Let me start with the usual disclaimers. We have very little information about the young man who allegedly shot 70 people at a midnight showing of the "Batman" movie in Aurora, Colo., and from a psychiatrist's standpoint, there is nothing to say. Let me add to my disclaimer that I am going to mention some statistics as my article goes on and they were obtained through a quick, informal, e-mail poll that was not validated and doesn't begin to approach anything one might call science.
I was surprised, and a bit dismayed, last week when the media announced that a package had been recovered from a university mail room that was addressed to Dr. Lynne Fenton, the director of student mental health at the University of Colorado’s Anschutz Medical Campus, where the alleged shooter was a graduate student. While other high-profile mass murderers have had histories of psychiatric treatment, this is the first time that I can recall the name of an alleged treating psychiatrist being released by the media so soon after a tragedy.
I know nothing about this psychiatrist – whether she did in fact treat the alleged shooter, whether or not she offered adequate or appropriate care – I felt badly for her. If she did, in fact, treat the shooter, she must be quite upset.
To me, the hardest part about being a psychiatrist is feeling responsible for the behavior of others. If, as the media reported, there were no warning signs, then this is every psychiatrist’s worst fear.

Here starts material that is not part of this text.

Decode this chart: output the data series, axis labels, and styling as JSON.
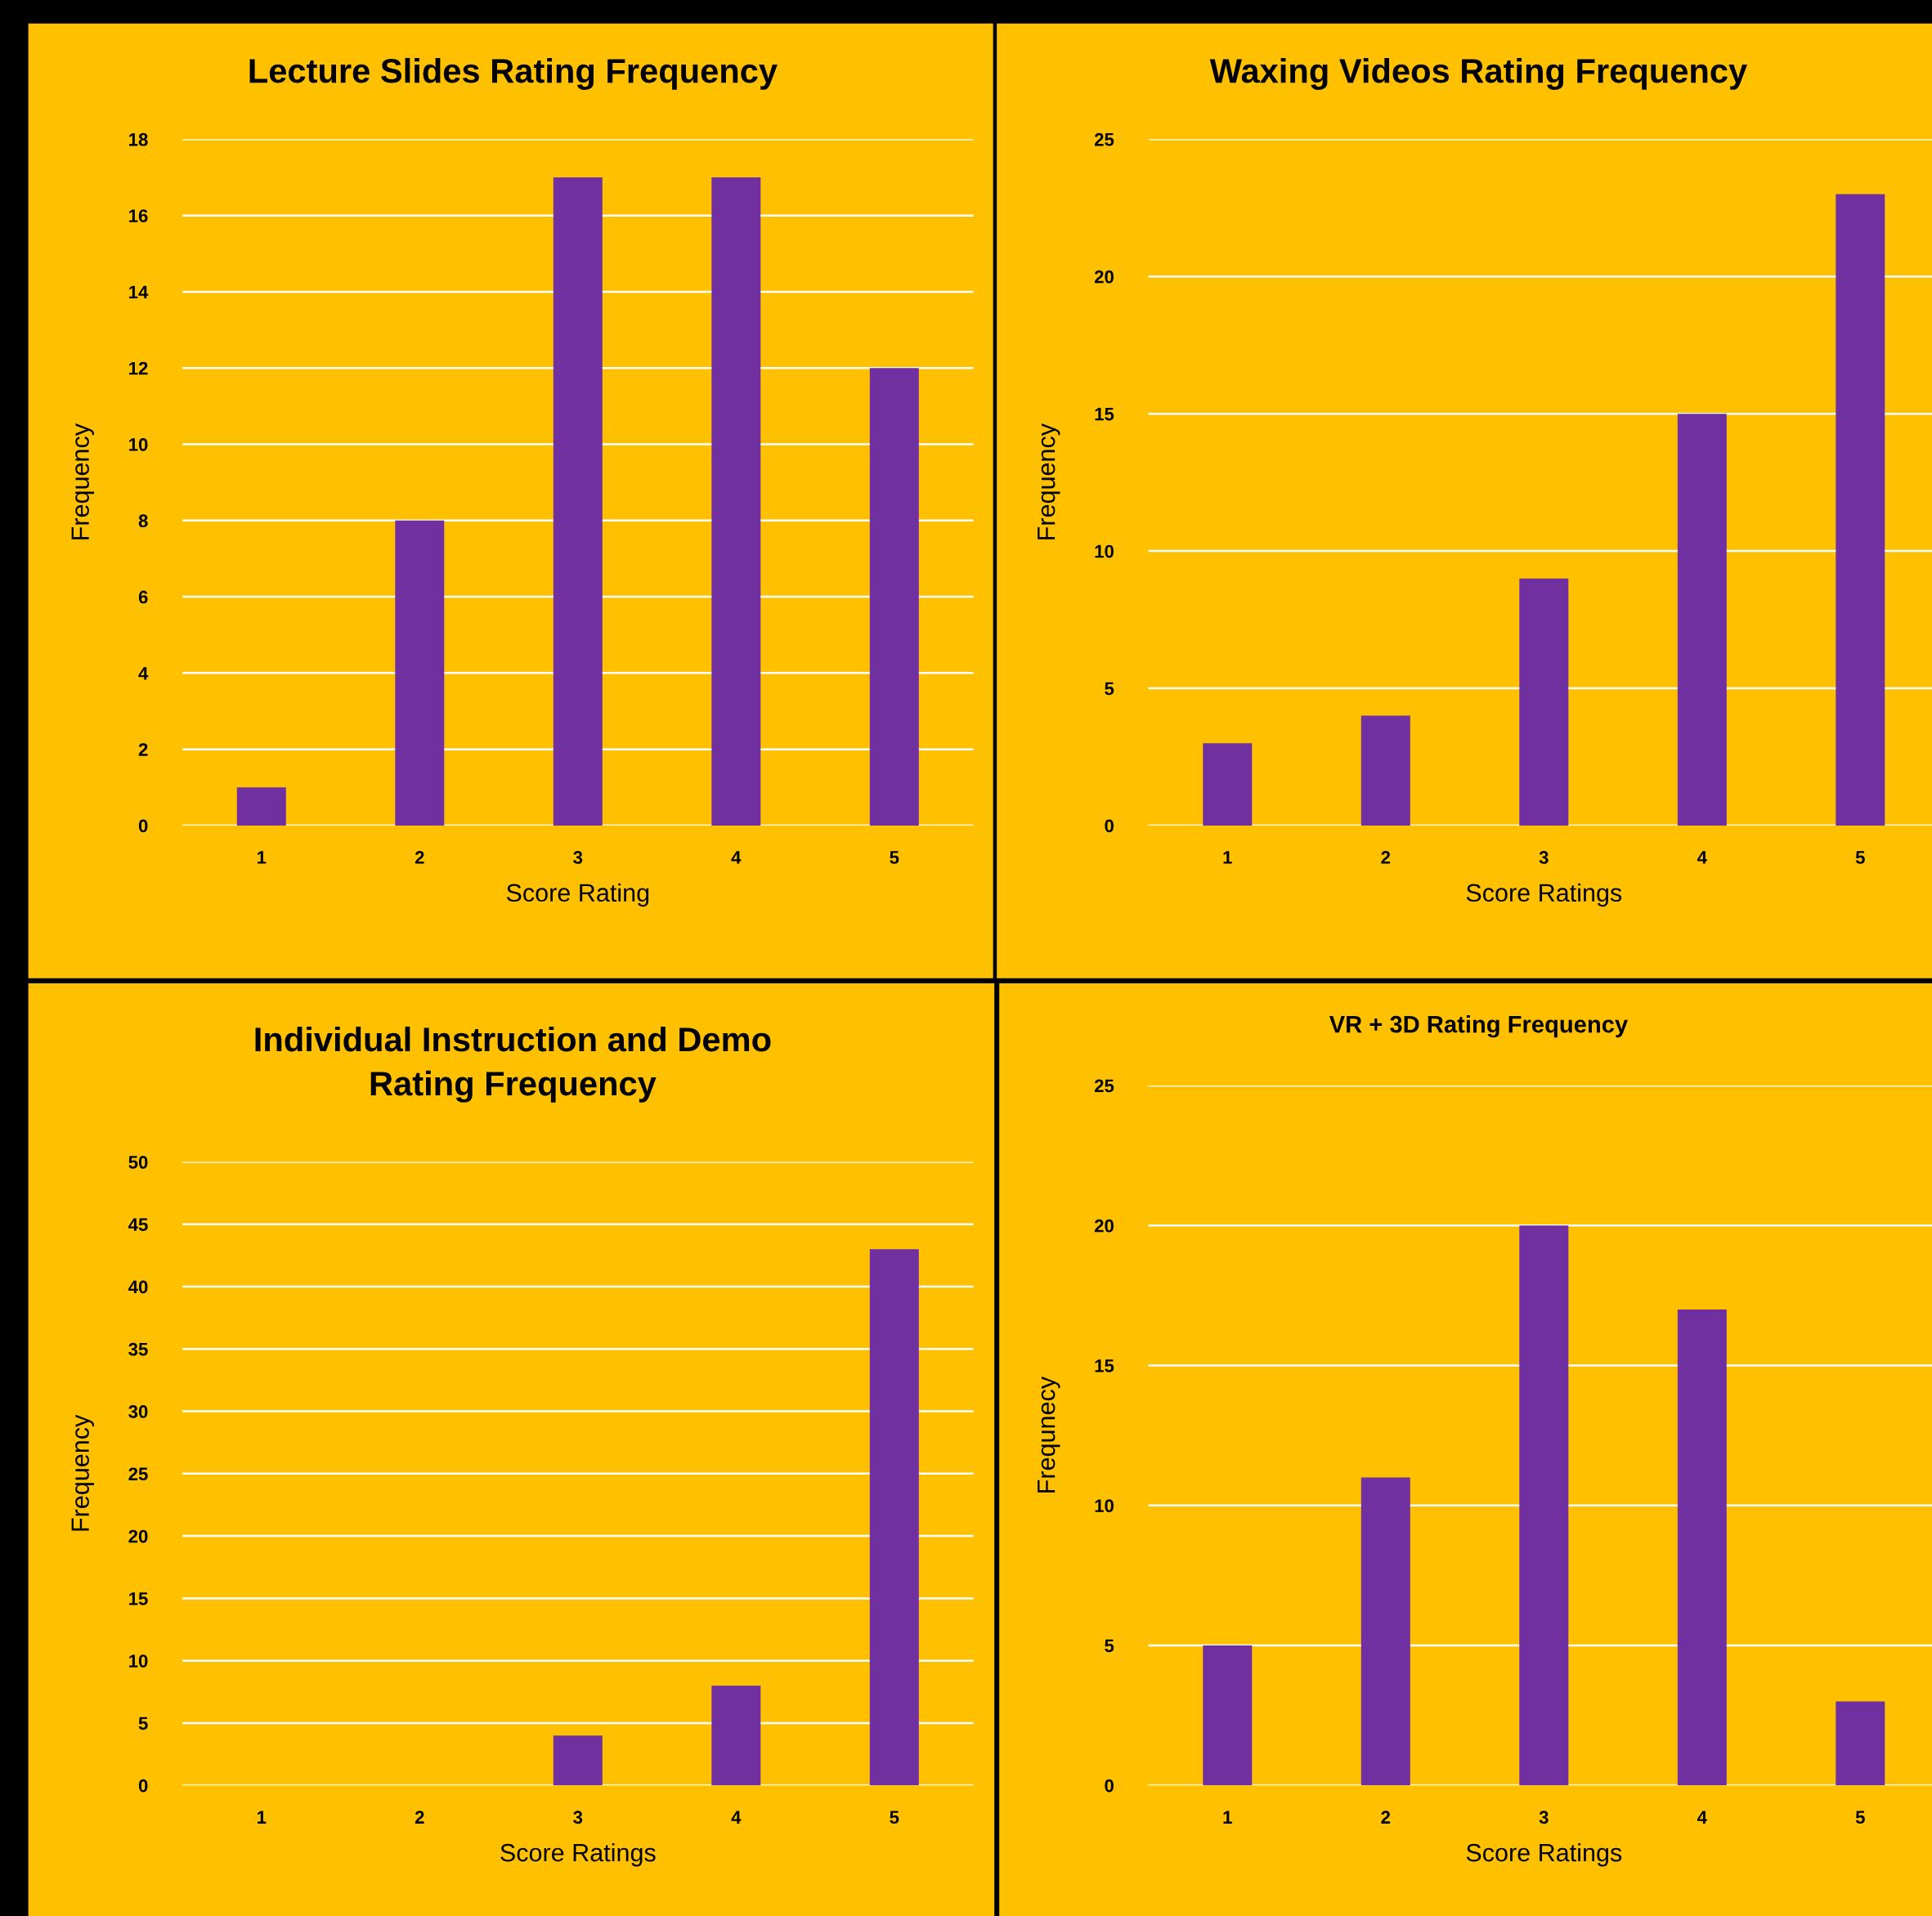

The journalists proceeded on with a flurry of reports. The first story I saw said Dr. Fenton studies schizophrenia. Wouldn’t that lead the general public to believe that the shooter must have schizophrenia? While that might be the case, it could also be that a student mental health center treats all students requesting care, and that most of them probably do not have schizophrenia. It could also be the case that Dr. Fenton had never treated the alleged shooter, but that he had simply identified her as someone to send a package to.
Soon after, the media began to focus on the psychiatrist's past misdeeds, with headlines about her "dark” and “troubled” past, and this has been the focus of many news stories over the past few days. The implication, I believe, is that the alleged shooter was being treated by a bad psychiatrist.

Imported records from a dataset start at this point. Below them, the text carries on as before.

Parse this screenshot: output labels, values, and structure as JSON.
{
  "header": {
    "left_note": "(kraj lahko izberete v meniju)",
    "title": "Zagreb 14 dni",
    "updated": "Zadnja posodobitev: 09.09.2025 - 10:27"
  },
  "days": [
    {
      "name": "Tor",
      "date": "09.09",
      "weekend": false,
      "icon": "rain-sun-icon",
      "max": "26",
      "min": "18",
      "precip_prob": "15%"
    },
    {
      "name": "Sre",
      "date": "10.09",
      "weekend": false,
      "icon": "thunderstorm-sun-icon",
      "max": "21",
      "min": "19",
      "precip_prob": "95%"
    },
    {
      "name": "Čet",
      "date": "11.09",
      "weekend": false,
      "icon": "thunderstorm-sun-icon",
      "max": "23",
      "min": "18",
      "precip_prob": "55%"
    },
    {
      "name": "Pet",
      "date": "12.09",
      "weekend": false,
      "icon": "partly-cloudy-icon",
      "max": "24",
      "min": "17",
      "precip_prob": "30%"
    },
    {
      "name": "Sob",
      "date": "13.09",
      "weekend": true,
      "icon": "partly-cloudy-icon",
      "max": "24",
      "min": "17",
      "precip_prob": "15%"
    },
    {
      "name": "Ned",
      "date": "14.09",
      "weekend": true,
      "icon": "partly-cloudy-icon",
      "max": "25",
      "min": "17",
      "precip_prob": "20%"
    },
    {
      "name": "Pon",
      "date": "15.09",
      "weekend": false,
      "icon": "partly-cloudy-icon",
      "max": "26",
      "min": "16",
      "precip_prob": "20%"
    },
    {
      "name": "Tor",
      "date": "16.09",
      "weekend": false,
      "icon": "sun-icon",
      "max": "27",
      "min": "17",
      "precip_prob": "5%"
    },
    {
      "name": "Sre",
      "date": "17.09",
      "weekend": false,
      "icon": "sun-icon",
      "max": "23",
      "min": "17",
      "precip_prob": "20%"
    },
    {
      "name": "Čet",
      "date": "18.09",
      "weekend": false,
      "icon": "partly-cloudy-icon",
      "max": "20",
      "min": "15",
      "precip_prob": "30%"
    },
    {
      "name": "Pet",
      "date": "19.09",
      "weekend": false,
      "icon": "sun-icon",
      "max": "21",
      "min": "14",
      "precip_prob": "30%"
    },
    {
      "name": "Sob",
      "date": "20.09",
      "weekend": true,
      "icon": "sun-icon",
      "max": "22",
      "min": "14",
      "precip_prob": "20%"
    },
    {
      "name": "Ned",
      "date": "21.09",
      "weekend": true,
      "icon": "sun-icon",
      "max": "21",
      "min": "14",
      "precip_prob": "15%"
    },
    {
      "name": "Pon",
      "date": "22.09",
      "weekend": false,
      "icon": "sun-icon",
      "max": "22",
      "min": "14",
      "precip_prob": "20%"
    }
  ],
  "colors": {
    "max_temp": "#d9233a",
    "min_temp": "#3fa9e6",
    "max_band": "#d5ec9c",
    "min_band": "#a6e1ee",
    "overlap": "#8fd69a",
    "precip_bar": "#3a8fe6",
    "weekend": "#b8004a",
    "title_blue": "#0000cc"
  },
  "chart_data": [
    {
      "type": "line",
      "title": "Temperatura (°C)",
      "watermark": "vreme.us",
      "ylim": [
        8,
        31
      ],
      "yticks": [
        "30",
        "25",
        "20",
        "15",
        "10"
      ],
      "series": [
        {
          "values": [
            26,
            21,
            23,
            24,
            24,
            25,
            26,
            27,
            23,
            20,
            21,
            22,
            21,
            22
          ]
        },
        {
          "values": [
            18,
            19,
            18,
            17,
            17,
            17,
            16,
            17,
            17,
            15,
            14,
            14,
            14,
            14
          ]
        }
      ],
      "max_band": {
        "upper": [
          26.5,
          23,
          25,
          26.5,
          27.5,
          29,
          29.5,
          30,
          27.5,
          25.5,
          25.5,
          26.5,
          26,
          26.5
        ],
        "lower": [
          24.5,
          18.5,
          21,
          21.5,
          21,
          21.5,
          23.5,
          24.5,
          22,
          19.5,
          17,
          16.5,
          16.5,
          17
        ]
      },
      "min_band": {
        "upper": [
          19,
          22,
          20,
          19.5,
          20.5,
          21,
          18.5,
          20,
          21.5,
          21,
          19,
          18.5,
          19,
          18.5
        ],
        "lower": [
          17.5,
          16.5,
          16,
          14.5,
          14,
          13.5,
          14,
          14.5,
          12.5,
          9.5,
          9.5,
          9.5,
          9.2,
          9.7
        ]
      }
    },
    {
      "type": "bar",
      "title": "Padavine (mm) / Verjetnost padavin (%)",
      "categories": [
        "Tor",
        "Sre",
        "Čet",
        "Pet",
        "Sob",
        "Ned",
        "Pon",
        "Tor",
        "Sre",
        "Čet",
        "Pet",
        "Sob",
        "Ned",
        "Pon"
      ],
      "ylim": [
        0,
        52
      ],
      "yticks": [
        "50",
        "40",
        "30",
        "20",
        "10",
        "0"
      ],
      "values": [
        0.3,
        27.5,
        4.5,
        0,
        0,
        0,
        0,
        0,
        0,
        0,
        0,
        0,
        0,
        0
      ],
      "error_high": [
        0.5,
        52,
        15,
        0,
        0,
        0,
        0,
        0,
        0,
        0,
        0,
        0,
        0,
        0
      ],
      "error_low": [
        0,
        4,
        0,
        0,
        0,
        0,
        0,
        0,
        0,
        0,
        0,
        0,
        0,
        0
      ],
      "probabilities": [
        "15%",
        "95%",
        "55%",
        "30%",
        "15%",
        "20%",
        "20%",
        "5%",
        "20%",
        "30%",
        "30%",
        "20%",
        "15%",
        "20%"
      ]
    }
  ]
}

Dr. Fenton had been disciplined in 2004 for writing prescriptions for herself, her husband, and an employee with a headache, events that occurred in 1997-1999 (Colorado State Board of Medical Examiners Stipulation and Final Agency Order, case no. 5101021920, Sept. 23, 2004). Apparently, her prescribing practices came to the attention of the Drug Enforcement Administration when she reported a former employee who was forging her prescriptions to get large quantities of narcotics.
In the course of the DEA investigation, it was revealed that she had written the following prescriptions without documenting them: Claritin and Ambien for her husband, three tablets of Xanax that she took during a period when her mother was dying, four tablets of Xanax for someone who was anxious about an airline flight, and a prescription for a pain killer and sedative for an employee with a headache. Dr. Fenton admitted to these infractions, received a letter of admonition, and was required to take a course on documentation.
Are these prescriptions, written nearly 15 years ago and sanctioned 8 years ago, somehow relevant to the Aurora shootings? I have a hard time seeing it as anything other than dragging a psychiatrist through mud for the sake of getting muddy. In a quick and dirty e-mail poll, I discovered that 85% of a small sample of psychiatrists had ever written a prescription for themselves, a family member, a colleague, or a friend, while 20% had written a prescription for a controlled substance for someone who is not their patient. Again, my sample was small, my methods were not scientific, but I wanted a frame of reference for a doctor’s infraction that has been so sensationalized.
When a tragedy such as this happens, everyone is quick to look for reasons. We’d like to understand what transpired so that we can prevent it from happening again. None of us want to be killed at the movies, and none of us want to make the wrong call on a potentially violent patient. I don’t know anything about Dr. Fenton or her relationship with the alleged Aurora shooter, but I do believe the media should try to keep the stories relevant.